If you’re found guilty of endangering others by driving recklessly or while intoxicated, you’ll probably need to get SR-22 insurance quotes.
That’s because most states will require you to have an SR-22 (Statement of Responsibility) certificate in order to drive. This special form proves that you have enough liability coverage to meet your state’s required minimum.
Who needs SR-22 insurance quotes
Never heard of an SR-22? That’s a good thing since having one typically means your license has been suspended by your Department of Motor Vehicles.
In addition to DUIs (driving under the influence of alcohol) and DWIs (driving while impaired by alcohol, drugs or unknown substances), your license can be yanked for:
- causing an accident while driving without insurance
- driving with a revoked or restricted license
- having a conviction for multiple traffic offenses
- having a high volume of accidents in rapid succession
How to get an SR-22 form
Once your state DMV revokes your license and registration, they’ll notify you about the SR-22 requirement. Then your current, former or new auto insurance company must formally request the SR-22 on your behalf. States only issue an SR-22 with proof of third-party insurance.
As part of the SR-22 application, your insurer verifies that you have your state’s minimum amount of coverage. Expect to pay an average of $25 for the service.
“A lot of people are under the assumption that SR-22s are a type of insurance when it’s actually just the form that is sent to the DMV for verification of insurance. Then an SR-26 is sent when that policy is canceled,” explains Virginia Al Shummari, manager of Milt Marcy Insurance in Portland, Ore. An SR-26 is the form an insurer sends the DMV as notification that you no longer need an SR-22.
“This system is all computerized so that once a policy cancels, an SR-26 is automatically sent out alerting the state that the insured no longer has coverage.”
Your options for SR-22 insurance quotes
But fair warning: not all auto insurers will file an SR-22 for you. And some may not wish to insure you at all under the circumstances.
Your options are to either:
- Part ways with your current insurer and seek one that does offer SR-22 service.
- Keep your current insurer and shop for a secondary non-owner SR-22 policy.

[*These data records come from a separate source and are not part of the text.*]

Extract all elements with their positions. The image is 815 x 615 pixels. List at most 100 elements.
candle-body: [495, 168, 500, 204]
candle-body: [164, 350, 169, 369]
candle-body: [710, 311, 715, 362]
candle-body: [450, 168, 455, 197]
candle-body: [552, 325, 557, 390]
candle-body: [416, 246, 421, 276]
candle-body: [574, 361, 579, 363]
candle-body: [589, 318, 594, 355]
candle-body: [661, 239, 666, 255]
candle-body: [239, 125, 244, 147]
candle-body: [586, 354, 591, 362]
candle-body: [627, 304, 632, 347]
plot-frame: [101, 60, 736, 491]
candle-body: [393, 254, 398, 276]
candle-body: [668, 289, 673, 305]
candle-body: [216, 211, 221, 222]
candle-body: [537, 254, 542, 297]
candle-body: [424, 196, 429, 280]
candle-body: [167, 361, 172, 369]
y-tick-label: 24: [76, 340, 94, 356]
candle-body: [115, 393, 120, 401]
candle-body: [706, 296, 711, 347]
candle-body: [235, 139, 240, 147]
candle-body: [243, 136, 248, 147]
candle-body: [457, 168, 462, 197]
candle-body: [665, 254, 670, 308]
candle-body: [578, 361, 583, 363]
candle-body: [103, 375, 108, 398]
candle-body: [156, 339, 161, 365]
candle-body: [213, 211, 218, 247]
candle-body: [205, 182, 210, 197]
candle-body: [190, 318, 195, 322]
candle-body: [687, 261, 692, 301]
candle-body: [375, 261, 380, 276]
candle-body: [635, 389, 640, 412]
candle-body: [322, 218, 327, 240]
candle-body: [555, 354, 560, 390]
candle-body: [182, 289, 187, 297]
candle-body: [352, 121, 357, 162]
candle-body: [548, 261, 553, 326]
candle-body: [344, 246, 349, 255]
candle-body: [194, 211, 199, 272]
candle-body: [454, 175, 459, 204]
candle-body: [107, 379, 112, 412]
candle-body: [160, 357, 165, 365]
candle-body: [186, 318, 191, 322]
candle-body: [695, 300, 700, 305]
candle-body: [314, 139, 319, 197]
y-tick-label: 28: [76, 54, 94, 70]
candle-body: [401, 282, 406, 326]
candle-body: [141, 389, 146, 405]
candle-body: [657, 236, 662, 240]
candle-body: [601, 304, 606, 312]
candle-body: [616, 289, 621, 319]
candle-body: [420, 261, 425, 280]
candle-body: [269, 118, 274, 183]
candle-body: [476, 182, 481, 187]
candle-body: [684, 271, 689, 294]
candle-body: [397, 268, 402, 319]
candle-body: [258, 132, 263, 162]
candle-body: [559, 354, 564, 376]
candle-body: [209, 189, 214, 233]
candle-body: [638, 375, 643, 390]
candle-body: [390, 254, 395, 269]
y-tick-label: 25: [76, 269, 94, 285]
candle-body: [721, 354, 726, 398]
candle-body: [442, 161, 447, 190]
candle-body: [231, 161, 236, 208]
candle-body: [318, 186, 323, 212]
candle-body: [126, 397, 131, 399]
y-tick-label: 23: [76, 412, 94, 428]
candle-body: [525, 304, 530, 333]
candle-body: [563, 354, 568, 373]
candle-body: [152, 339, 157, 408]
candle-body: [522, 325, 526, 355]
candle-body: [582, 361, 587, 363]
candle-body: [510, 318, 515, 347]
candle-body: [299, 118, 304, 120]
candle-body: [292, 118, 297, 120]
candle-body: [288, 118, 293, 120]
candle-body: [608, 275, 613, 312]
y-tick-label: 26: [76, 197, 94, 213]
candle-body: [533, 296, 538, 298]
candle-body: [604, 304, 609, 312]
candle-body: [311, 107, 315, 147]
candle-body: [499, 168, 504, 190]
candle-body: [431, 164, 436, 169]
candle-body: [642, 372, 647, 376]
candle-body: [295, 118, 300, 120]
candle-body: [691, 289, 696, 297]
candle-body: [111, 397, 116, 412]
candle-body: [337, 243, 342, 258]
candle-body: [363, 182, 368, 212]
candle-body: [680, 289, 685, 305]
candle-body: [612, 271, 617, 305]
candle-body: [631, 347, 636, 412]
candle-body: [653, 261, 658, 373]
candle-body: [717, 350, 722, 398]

Choosing the latter may save you money. While you would still have to purchase the state-required liability coverage, it would not include vehicle coverage. A secondary non-owner policy is a good choice when you’re pleased with your current insurer or you bundle auto and home policies.
“As long as you don’t own a vehicle, you can insure your driver’s license to carry liability when you’re borrowing someone else’s vehicle. And it’s only liability; it doesn’t cover any kind of damages you might do to that vehicle while you’re driving it. That’s when the owner of the vehicle’s insurance policy should be picking it up anyway,” says Al Shummari.
Getting SR-22 insurance quotes
Having a stain on your driving record could more than double the premium you paid before you drove into trouble. And if you can’t qualify for a policy, you’ll be forced to apply through one of your state’s high-risk plans.
Fortunately, there is a happy ending of sorts to the SR-22 detour: it only lasts one to five years. When it expires, the underlying offenses will be permanently removed from your driving record.
One word of caution: Be sure to verify that your SR-22 status is officially over before you cancel your auto insurance. Otherwise, your insurer may report your departure to the state, setting in motion a repeat of the SR-22 tango.
“Most people who come out of three years on an SR-22 are really, really super excited when they do because it’s going to be cheaper,” says Al Shummari.